Мужчина оглянулся на Горна. В его взгляде было раздражение. Он молча, быстро ударил Горна в нос. Горн видел удар и хотел увернуться, но тело не послушалось приказа мозга. От удара он осел, рядом с машиной. Носом дышать он больше не мог, а во рту почувствовал вкус крови. Но страха не было. Внутри была только злоба. Обеими руками он схватил мужчину за ногу, подтянулся к ней, и что было силы укусил. Мужчина издал короткий крик боли. Что еще важнее, Горн почувствовал, что поступал правильно, и то что он делает – имеет значение.
– Беги! – крикнул Горн. Её мелькающие ноги было последним, что он запомнил. От следующего удара он потерял сознание.
***
Очнулся он в больнице. Открыв глаза, он осознал, что его голова, нос и грудь перебинтованы. Он пошевелил пальцами ног. Все тело словно онемело будто было покрыто вековыми наслоениями коросты. Он хотел глубоко вздохнуть, не смог вздохнуть носом, и было больно. Он полежал так минут пять, щурясь на лампу. Лихорадило, но скучать мозгу было некогда.
Зашла медсестра.
– А, пришли в сознание. Как вы себя чувствуете?

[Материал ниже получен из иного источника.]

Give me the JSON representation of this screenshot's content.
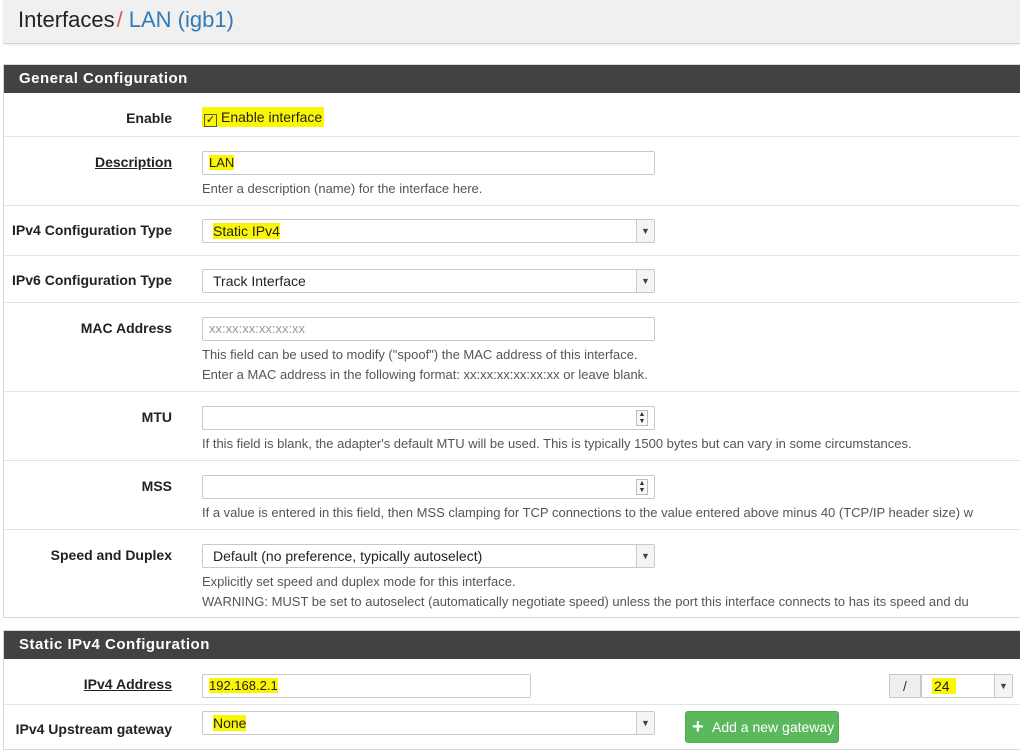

Горн хотел саркастически покачать головой, но не смог
– А вы что не видите? – он выдавил с трудом. Во рту была засуха.
– Вы целую ночь были без сознания.
– Что у меня?
– Сотрясения мозга, перелом носа и ребра.
– Кто меня нашел?
– Прохожий. Увидел вас и вызвал скорую.
Горн хотел покачать головой, но и этого не смог сделать.
– Пить.
– Сейчас принесу, – она уже собиралась выходить, когда Горн спросил её – Кто нибудь ко мне за это время заходил?
Медсестра остановилась на ходу и повернулась к Горну.
– Да, полицейский заходил.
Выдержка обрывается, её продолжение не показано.